Relief washed over the Munich courtroom as John Demjanjuk was pronounced guilty of war crimes.
But among Jewish observers there were mixed feelings about his release from Stadelheim prison, pending appeal.
While co-plaintiffs said they respected the court's decision to temporarily free Demjanjuk, prosecutors challenged the decision - and the sentence itself.
The reason for the appeal will not be known until the court releases it in writing - and that could take months.
After more than three decades in various courtrooms, the 91-year-old Ukrainian was convicted - largely on the strength of an SS ID card - of complicity in at least 27,900 murders at the Sobibor death camp in Poland.

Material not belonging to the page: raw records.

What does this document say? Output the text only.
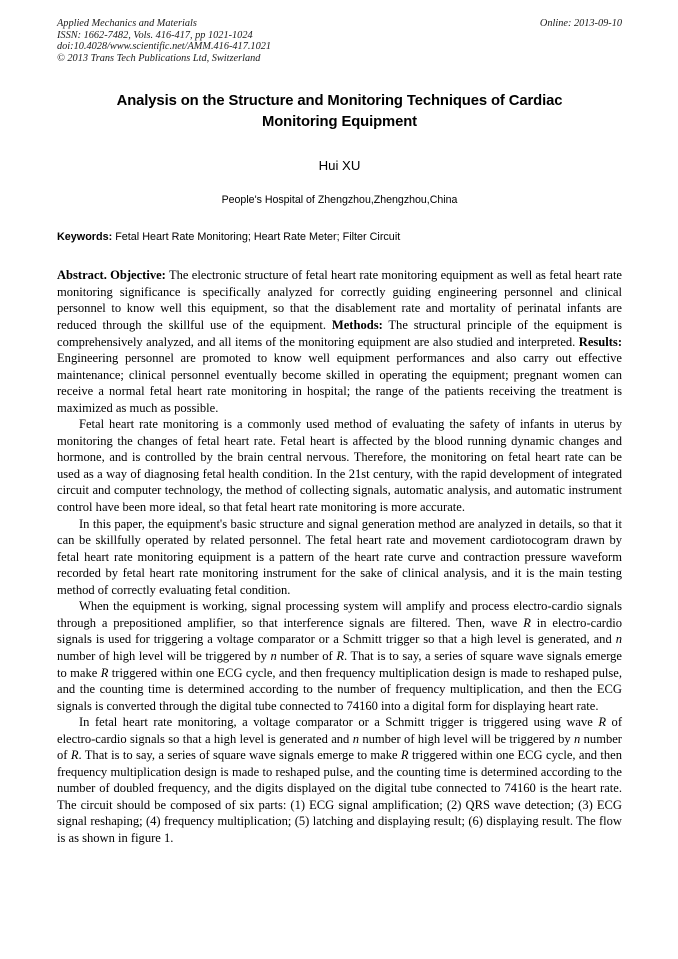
Applied Mechanics and Materials
ISSN: 1662-7482, Vols. 416-417, pp 1021-1024
doi:10.4028/www.scientific.net/AMM.416-417.1021
© 2013 Trans Tech Publications Ltd, Switzerland
Online: 2013-09-10
Analysis on the Structure and Monitoring Techniques of Cardiac Monitoring Equipment
Hui XU
People's Hospital of Zhengzhou,Zhengzhou,China
Keywords: Fetal Heart Rate Monitoring; Heart Rate Meter; Filter Circuit

Abstract. Objective: The electronic structure of fetal heart rate monitoring equipment as well as fetal heart rate monitoring significance is specifically analyzed for correctly guiding engineering personnel and clinical personnel to know well this equipment, so that the disablement rate and mortality of perinatal infants are reduced through the skillful use of the equipment. Methods: The structural principle of the equipment is comprehensively analyzed, and all items of the monitoring equipment are also studied and interpreted. Results: Engineering personnel are promoted to know well equipment performances and also carry out effective maintenance; clinical personnel eventually become skilled in operating the equipment; pregnant women can receive a normal fetal heart rate monitoring in hospital; the range of the patients receiving the treatment is maximized as much as possible.

Fetal heart rate monitoring is a commonly used method of evaluating the safety of infants in uterus by monitoring the changes of fetal heart rate. Fetal heart is affected by the blood running dynamic changes and hormone, and is controlled by the brain central nervous. Therefore, the monitoring on fetal heart rate can be used as a way of diagnosing fetal health condition. In the 21st century, with the rapid development of integrated circuit and computer technology, the method of collecting signals, automatic analysis, and automatic instrument control have been more ideal, so that fetal heart rate monitoring is more accurate.

In this paper, the equipment's basic structure and signal generation method are analyzed in details, so that it can be skillfully operated by related personnel. The fetal heart rate and movement cardiotocogram drawn by fetal heart rate monitoring equipment is a pattern of the heart rate curve and contraction pressure waveform recorded by fetal heart rate monitoring instrument for the sake of clinical analysis, and it is the main testing method of correctly evaluating fetal condition.

When the equipment is working, signal processing system will amplify and process electro-cardio signals through a prepositioned amplifier, so that interference signals are filtered. Then, wave R in electro-cardio signals is used for triggering a voltage comparator or a Schmitt trigger so that a high level is generated, and n number of high level will be triggered by n number of R. That is to say, a series of square wave signals emerge to make R triggered within one ECG cycle, and then frequency multiplication design is made to reshaped pulse, and the counting time is determined according to the number of frequency multiplication, and then the ECG signals is converted through the digital tube connected to 74160 into a digital form for displaying heart rate.

In fetal heart rate monitoring, a voltage comparator or a Schmitt trigger is triggered using wave R of electro-cardio signals so that a high level is generated and n number of high level will be triggered by n number of R. That is to say, a series of square wave signals emerge to make R triggered within one ECG cycle, and then frequency multiplication design is made to reshaped pulse, and the counting time is determined according to the number of doubled frequency, and the digits displayed on the digital tube connected to 74160 is the heart rate. The circuit should be composed of six parts: (1) ECG signal amplification; (2) QRS wave detection; (3) ECG signal reshaping; (4) frequency multiplication; (5) latching and displaying result; (6) displaying result. The flow is as shown in figure 1.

"For the last days of his life he is confirmed as a perpetrator," said Stephan Kramer, general secretary of the Central Council of Jews in Germany.

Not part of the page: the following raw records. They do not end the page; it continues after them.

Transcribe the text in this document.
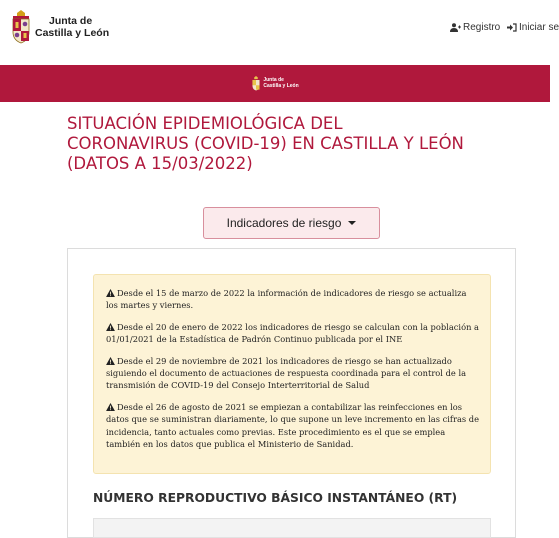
Junta de
Castilla y León	Registro Iniciar se
Junta de
Castilla y León
SITUACIÓN EPIDEMIOLÓGICA DEL CORONAVIRUS (COVID-19) EN CASTILLA Y LEÓN (DATOS A 15/03/2022)
Indicadores de riesgo

Desde el 15 de marzo de 2022 la información de indicadores de riesgo se actualiza los martes y viernes.

Desde el 20 de enero de 2022 los indicadores de riesgo se calculan con la población a 01/01/2021 de la Estadística de Padrón Continuo publicada por el INE

Desde el 29 de noviembre de 2021 los indicadores de riesgo se han actualizado siguiendo el documento de actuaciones de respuesta coordinada para el control de la transmisión de COVID-19 del Consejo Interterritorial de Salud

Desde el 26 de agosto de 2021 se empiezan a contabilizar las reinfecciones en los datos que se suministran diariamente, lo que supone un leve incremento en las cifras de incidencia, tanto actuales como previas. Este procedimiento es el que se emplea también en los datos que publica el Ministerio de Sanidad.

NÚMERO REPRODUCTIVO BÁSICO INSTANTÁNEO (RT)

He described the ruling as "a very important step in the direction of justice, after more than 65 years of injustice".
In fact, the case represents a new approach to prosecution of Nazi-era war criminals, Nazi-hunter Efraim Zuroff said, adding that until a few years ago, German courts prosecuted virtually only German-born defendants.
The trial involved 93 court dates over one and a half years. It drew the world's attention again to the horrors of the so-called "Final Solution", as historians, relatives of Sobibor victims and two of the few survivors provided riveting, and at times highly emotional testimonies.
Demjanjuk's chief attorney, Ulrich Busch, insisted throughout that his client - usually present in the courtroom on a hospital bed - was as much a victim of Nazi Germany as the Jews were.
The claim drew reactions of disgust from co-plaintiffs, lawyers and judges alike.